2.2.2. Vanno respinte anche le censure svolte dall’appellante quanto alla mancata considerazione da parte dell’offerta dell’aggiudicataria dei costi dei sistemi UPS, indicati dall’appellante nella misura fissa di Euro 28.434,00, in quanto improntate agli stessi passaggi argomentativi di cui si è appena sopra esclusa la fondatezza.
2.3. Quanto alla censura sub b), ovvero alla sottostima dei costi di costituzione dell’anagrafica, il primo giudice ha escluso la correttezza della doglianza rilevando che l’appellante partiva dal presupposto che il rilievo CAD/BIM avrebbe dovuto riguardare una superficie di circa 25.000 mq, per il quale l’offerta dell’aggiudicataria aveva previsto solo 160 ore di rilievi sul campo, per restituirli in CAD e, successivamente, in BIM, secondo modalità compatibili con il suo software informatico, mentre “dalla documentazione versata agli atti emerge che parte del lavoro relativo all’anagrafica è già stato eseguito da Cassa De. e Pr. con conseguente possibilità per l’aggiudicatario di avvalersene, come del resto espressamente dichiarato dalla stessa controinteressata; inoltre si evince che, a differenza di quanto sostenuto da parte ricorrente, le ore dichiarate sono 736 e non 160 in quanto occorre sommare le 160 ore per Cad Designer, alle 480 per Data Entry e alle 96 del Responsabile dell’aggiornamento dell’anagrafica. Peraltro, merita di essere evidenziato come tale voce di costo, che per tutte le considerazioni esposte non può ritenersi sottostimata, non sarebbe comunque idonea ad azzerare l’utile dell’aggiudicataria e a far considerare la sua offerta in perdita”.

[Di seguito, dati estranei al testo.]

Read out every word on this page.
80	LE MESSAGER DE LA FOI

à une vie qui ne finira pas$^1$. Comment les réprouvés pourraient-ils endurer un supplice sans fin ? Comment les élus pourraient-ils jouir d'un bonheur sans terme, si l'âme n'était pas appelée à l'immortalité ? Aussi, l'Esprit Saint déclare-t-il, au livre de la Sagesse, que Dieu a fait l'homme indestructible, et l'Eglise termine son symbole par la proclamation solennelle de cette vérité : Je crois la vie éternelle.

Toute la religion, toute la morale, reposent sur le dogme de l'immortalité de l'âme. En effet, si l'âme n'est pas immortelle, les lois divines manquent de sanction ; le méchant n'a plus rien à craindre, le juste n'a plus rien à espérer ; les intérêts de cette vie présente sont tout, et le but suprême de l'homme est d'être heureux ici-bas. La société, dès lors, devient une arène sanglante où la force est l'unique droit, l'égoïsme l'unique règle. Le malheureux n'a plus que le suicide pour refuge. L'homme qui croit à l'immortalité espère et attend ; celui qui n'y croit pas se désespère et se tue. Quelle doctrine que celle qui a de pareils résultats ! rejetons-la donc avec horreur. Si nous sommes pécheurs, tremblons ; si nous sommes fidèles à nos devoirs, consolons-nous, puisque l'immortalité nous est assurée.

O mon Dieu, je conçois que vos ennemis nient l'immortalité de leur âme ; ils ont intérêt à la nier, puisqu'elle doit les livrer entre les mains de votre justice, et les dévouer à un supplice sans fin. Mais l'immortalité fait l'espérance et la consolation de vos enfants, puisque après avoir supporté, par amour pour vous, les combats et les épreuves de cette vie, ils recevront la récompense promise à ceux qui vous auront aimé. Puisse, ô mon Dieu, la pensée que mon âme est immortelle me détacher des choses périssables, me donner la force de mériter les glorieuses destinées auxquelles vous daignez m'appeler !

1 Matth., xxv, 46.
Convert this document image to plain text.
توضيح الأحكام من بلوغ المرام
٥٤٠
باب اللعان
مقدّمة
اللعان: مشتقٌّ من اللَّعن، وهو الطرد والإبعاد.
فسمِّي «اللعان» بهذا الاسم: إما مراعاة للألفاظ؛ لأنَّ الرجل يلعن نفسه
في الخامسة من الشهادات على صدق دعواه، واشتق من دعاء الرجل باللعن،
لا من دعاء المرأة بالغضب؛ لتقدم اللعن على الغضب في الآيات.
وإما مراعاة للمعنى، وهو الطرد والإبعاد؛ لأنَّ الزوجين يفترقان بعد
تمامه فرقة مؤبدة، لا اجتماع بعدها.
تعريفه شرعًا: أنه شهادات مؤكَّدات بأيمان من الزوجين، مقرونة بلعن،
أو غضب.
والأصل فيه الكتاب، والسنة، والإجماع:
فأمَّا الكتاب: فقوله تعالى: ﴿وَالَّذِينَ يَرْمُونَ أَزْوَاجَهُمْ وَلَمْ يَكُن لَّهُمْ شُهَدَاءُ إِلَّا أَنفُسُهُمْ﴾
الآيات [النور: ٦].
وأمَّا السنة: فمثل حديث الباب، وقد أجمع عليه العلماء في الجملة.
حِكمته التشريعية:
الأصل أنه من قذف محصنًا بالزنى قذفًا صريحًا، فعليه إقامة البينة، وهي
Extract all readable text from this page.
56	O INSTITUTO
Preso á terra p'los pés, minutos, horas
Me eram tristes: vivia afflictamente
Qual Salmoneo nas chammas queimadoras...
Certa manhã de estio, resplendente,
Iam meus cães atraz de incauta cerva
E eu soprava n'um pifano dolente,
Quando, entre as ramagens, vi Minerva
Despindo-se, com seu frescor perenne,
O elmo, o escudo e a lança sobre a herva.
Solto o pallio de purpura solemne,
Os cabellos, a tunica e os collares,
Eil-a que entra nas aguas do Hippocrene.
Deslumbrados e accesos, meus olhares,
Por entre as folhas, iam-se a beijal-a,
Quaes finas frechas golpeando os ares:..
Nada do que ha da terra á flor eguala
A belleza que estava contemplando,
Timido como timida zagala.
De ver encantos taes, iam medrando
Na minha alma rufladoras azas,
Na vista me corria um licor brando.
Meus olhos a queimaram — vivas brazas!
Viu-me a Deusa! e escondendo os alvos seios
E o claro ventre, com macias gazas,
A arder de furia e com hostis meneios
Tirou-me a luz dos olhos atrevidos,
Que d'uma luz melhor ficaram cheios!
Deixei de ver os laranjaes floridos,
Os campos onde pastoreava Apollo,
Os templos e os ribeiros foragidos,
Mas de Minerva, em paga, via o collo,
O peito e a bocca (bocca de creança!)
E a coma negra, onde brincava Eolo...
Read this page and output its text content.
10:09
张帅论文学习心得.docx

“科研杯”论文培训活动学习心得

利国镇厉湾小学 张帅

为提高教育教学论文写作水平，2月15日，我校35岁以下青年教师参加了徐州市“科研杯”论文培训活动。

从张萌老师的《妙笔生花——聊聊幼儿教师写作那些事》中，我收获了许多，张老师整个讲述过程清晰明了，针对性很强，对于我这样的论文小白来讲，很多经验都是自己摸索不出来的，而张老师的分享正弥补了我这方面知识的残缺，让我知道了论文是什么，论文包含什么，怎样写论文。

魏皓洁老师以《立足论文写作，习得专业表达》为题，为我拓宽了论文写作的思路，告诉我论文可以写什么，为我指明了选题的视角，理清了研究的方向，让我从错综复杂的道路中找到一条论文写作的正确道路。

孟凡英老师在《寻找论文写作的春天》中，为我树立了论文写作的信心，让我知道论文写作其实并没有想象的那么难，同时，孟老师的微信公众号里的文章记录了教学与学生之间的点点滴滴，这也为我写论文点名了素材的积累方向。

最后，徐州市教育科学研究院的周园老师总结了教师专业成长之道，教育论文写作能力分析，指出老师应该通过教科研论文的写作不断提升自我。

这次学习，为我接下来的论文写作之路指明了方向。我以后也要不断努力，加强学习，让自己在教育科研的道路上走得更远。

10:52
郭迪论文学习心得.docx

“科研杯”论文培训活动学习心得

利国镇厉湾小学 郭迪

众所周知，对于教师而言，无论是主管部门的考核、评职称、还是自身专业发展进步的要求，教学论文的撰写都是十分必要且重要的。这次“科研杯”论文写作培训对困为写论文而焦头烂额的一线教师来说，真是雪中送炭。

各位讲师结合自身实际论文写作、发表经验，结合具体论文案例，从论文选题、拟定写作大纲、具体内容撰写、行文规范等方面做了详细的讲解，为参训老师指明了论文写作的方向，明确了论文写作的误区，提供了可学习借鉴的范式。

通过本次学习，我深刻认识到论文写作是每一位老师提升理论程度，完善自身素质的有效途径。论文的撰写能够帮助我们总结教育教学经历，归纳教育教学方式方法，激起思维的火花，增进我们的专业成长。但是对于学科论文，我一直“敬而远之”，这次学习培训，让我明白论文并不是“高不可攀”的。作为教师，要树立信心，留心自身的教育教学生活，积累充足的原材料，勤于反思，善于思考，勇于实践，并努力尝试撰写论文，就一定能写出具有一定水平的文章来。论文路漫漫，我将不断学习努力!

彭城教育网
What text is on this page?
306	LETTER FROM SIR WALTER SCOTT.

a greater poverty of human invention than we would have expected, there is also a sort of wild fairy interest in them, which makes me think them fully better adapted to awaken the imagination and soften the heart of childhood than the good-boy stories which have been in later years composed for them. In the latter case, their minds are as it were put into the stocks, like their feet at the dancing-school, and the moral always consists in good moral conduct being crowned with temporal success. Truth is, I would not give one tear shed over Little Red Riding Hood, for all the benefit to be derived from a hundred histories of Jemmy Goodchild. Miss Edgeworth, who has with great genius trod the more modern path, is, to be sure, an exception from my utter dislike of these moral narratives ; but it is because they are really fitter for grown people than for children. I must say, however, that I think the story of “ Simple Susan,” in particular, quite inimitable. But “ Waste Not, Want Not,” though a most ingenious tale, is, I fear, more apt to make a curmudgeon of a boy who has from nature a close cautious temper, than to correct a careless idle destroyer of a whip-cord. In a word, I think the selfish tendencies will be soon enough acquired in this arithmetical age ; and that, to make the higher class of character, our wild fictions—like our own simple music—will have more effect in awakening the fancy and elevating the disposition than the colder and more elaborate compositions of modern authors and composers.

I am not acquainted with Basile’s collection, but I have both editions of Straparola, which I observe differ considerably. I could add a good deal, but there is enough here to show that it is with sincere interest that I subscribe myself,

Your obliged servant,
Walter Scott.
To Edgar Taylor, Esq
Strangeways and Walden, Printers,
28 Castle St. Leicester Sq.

Tale conclusione va confermata.
Infatti, la prima parte della censura in esame – con cui l’appellante, riferita la preminente rilevanza delle attività in parola nell’ambito di quelle oggetto di affidamento, sostiene la sottostima dei relativi costi da parte dell’offerta dell’aggiudicataria (Euro 30.674.75), cui ritiene debbano essere aggiunti almeno ulteriori Euro 25.000,00 – continua a sostenere che l’aggiudicataria abbia previsto per l’attività di rilievi sul campo solo 160 ore di lavoro, presupposto che è stato sconfessato dal primo giudice con motivazioni rimaste incontestate.
Quanto poi all’ulteriore affermazione che l’aggiudicataria non potrebbe giovarsi dell’attività già al riguardo effettuata a favore della Cassa, si osserva che essa è affidata a scarne e generiche considerazioni, che si rivelano sfornite di un qualche principio di prova, se non addirittura contraddittorie, come quando l’appellante, che ha realizzato tali attività quale gestore uscente, espone prima (nell’atto di appello) che esse consisterebbero nella mera ricognizione degli impianti in formato Autocad, ovvero bidimensionale, e sarebbero utilizzabili solo in una misura pressoché irrilevante, per poi giungere addirittura ad affermare seccamente (nella memoria depositata il 24 settembre 2019) che il prodotto in questione non sarebbe neanche nella disponibilità della Cassa, asserzione che, per come espressa e tenuto conto del pregresso rapporto contrattuale intercorrente tra l’appellante e la Cassa, si rivela anche priva di un sostrato giuridico.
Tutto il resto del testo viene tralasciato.